Pada pukul 13.14 waktu Pasifik (20.14 Waktu Universal) tanggal 1 September, instrumen EPIC (Earth Polychromatic Imaging Camera) milik NASA yang terpasang pada satelit DSCOVR (Deep Space Climate Observatory) menangkap citra tiga siklon tropis yang sedang berputar secara bersamaan di Pasifik, serta satu siklon lainnya di Atlantik.
Pita awan dan badai petir yang terkait dengan Zona Konvergensi Antar-Tropis (ITCZ) terlihat di sebelah selatan hurikan-hurikan tersebut. Saat citra itu diambil, wahana antariksa tersebut berada pada jarak hampir 1 juta mil dari Bumi dan sedikit kurang dari 93 juta mil dari Matahari.
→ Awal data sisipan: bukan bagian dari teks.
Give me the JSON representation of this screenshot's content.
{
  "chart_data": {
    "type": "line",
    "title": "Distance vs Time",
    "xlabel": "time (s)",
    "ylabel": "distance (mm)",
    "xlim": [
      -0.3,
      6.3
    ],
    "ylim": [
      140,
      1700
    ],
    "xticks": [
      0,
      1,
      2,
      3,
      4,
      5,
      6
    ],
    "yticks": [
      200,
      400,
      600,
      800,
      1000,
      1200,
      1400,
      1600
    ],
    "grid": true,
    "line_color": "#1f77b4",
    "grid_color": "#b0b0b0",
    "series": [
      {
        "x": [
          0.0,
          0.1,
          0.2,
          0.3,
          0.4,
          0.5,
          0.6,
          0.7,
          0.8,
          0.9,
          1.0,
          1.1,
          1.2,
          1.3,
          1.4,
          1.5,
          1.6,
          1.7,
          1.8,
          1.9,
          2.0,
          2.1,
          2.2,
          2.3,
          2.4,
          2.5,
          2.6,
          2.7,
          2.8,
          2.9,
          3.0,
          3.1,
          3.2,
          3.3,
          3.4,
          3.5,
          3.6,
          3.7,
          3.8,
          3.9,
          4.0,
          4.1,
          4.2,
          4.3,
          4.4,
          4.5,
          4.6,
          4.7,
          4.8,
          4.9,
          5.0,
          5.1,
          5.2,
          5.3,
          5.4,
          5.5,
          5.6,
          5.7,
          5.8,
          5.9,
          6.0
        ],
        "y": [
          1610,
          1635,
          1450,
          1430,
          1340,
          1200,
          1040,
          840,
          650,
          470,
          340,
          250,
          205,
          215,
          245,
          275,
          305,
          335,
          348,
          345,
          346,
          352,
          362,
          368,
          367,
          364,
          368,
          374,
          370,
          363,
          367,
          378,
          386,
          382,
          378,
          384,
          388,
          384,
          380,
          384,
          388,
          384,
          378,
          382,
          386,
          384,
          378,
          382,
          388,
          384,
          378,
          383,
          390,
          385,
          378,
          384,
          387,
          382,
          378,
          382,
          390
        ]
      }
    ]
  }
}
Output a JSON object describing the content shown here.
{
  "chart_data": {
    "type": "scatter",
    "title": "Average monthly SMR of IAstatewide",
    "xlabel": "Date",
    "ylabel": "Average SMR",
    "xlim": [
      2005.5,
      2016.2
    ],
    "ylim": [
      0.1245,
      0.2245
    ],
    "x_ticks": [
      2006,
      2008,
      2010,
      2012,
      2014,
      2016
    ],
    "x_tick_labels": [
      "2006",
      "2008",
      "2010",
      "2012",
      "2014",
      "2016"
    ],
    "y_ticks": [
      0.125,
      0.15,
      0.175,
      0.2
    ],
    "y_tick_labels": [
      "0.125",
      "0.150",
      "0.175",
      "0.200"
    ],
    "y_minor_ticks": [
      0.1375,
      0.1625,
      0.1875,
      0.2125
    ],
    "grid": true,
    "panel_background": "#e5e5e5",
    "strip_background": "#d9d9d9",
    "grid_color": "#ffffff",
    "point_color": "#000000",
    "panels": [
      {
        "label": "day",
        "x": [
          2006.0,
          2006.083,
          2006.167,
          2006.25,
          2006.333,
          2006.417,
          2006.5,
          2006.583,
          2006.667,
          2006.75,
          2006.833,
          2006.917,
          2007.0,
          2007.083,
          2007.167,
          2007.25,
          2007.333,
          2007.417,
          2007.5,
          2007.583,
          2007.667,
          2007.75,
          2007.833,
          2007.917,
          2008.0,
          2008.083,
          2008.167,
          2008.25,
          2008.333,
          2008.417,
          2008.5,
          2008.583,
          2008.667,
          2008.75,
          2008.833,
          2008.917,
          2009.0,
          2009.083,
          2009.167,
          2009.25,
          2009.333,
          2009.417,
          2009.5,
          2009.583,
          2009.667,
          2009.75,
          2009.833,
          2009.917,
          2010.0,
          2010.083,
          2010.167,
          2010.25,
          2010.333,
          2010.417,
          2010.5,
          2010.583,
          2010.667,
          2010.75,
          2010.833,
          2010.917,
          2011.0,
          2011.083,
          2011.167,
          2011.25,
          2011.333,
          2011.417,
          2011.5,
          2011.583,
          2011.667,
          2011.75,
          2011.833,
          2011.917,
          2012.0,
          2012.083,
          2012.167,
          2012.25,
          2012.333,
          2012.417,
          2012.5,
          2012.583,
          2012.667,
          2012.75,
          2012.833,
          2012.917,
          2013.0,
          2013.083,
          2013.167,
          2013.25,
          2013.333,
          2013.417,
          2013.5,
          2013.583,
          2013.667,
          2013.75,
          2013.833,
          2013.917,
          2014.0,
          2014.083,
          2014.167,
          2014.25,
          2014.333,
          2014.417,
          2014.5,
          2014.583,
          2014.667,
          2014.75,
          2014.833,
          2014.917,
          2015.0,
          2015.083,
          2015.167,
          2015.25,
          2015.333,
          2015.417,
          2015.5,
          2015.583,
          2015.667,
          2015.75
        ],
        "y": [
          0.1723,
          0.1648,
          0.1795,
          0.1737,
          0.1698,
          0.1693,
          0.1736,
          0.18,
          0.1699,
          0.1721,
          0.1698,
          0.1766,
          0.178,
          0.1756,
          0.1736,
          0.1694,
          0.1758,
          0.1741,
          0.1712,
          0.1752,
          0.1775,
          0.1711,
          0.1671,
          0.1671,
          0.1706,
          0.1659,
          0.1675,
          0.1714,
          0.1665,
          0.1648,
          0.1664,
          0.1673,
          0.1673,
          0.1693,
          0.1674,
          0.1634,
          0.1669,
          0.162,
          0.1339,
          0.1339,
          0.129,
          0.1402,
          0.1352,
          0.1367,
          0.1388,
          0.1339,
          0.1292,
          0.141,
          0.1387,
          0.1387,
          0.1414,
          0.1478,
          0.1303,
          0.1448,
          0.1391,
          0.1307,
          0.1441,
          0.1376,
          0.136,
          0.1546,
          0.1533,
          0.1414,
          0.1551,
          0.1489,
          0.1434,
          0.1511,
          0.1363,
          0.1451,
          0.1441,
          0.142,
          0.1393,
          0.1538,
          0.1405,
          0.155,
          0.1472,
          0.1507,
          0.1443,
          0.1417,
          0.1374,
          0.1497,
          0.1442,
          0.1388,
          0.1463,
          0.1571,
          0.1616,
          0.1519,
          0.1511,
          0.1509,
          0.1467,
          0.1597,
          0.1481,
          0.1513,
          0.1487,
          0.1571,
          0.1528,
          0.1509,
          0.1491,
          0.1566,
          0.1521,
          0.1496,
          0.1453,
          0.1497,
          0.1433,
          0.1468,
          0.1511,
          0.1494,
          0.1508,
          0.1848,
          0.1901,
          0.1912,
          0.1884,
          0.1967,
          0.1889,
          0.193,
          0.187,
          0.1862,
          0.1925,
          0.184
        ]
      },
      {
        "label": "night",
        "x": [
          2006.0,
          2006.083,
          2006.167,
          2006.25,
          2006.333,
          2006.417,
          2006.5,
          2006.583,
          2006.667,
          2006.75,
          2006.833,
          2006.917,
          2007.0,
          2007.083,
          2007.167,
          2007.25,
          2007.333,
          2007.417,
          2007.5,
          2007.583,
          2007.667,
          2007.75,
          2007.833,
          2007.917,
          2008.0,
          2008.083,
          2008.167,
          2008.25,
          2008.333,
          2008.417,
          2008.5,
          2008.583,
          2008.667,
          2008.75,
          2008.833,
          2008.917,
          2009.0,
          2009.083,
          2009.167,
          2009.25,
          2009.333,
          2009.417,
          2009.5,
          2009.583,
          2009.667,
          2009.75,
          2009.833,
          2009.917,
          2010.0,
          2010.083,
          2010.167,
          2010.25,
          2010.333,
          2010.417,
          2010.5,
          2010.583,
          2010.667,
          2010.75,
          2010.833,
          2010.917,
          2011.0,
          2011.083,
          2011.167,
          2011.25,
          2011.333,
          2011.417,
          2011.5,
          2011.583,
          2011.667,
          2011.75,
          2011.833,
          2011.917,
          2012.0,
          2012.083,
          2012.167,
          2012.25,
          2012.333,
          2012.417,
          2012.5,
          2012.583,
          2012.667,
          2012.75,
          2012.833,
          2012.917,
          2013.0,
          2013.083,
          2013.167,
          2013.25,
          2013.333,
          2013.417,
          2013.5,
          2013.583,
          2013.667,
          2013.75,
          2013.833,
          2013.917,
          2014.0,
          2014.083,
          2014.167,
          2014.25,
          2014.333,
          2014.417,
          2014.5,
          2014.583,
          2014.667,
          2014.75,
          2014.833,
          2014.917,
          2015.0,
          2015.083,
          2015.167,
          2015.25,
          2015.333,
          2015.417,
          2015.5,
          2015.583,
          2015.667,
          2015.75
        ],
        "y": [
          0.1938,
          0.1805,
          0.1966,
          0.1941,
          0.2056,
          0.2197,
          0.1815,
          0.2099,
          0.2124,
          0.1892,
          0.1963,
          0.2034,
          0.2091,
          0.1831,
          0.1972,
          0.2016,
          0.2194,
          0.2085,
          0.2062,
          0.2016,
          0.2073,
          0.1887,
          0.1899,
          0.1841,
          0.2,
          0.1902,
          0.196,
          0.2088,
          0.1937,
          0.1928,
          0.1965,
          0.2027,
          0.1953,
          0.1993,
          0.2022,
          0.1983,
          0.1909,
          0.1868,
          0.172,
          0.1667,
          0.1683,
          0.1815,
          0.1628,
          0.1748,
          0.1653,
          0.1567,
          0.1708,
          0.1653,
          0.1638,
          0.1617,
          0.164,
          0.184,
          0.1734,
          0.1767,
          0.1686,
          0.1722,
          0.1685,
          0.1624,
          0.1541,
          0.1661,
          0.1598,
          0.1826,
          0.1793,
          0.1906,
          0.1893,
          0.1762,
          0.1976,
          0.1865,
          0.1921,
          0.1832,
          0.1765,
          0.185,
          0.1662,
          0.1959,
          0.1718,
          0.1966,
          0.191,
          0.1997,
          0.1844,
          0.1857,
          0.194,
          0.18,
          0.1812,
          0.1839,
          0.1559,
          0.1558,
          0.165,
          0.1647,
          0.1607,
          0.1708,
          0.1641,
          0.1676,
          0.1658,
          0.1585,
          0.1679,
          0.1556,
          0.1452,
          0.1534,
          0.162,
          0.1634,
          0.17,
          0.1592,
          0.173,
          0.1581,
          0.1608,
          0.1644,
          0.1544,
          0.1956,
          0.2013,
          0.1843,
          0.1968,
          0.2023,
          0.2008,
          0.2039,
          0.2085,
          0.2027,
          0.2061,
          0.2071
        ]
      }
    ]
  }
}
Ketiga badai di Pasifik tersebut adalah Lowell, Karina, dan Marie. Di antara ketiganya, Lowell menjadi yang terkuat; kecepatan anginnya mencapai kekuatan Kategori 5 selama beberapa jam pada tanggal 2 September.
Pada waktu yang hampir bersamaan, Karina—yang berputar beberapa ribu kilometer di sebelah timur—mencapai kekuatan Kategori 4; ini merupakan kejadian langka di mana badai Kategori 4 dan 5 terjadi secara bersamaan di wilayah tersebut.
Marie, yang berputar di barat daya Baja California, masih berstatus badai tropis saat citra diambil namun sedang menguat seiring pergerakannya ke arah barat laut.
Di wilayah Atlantik, Badai Tropis Edouard terlihat oleh EPIC di atas Louisiana dan Texas, tak lama setelah badai yang berumur pendek itu mencapai daratan. Badai ini membawa hujan sangat lebat dan angin kencang yang menumbangkan pohon serta merobohkan jaringan listrik.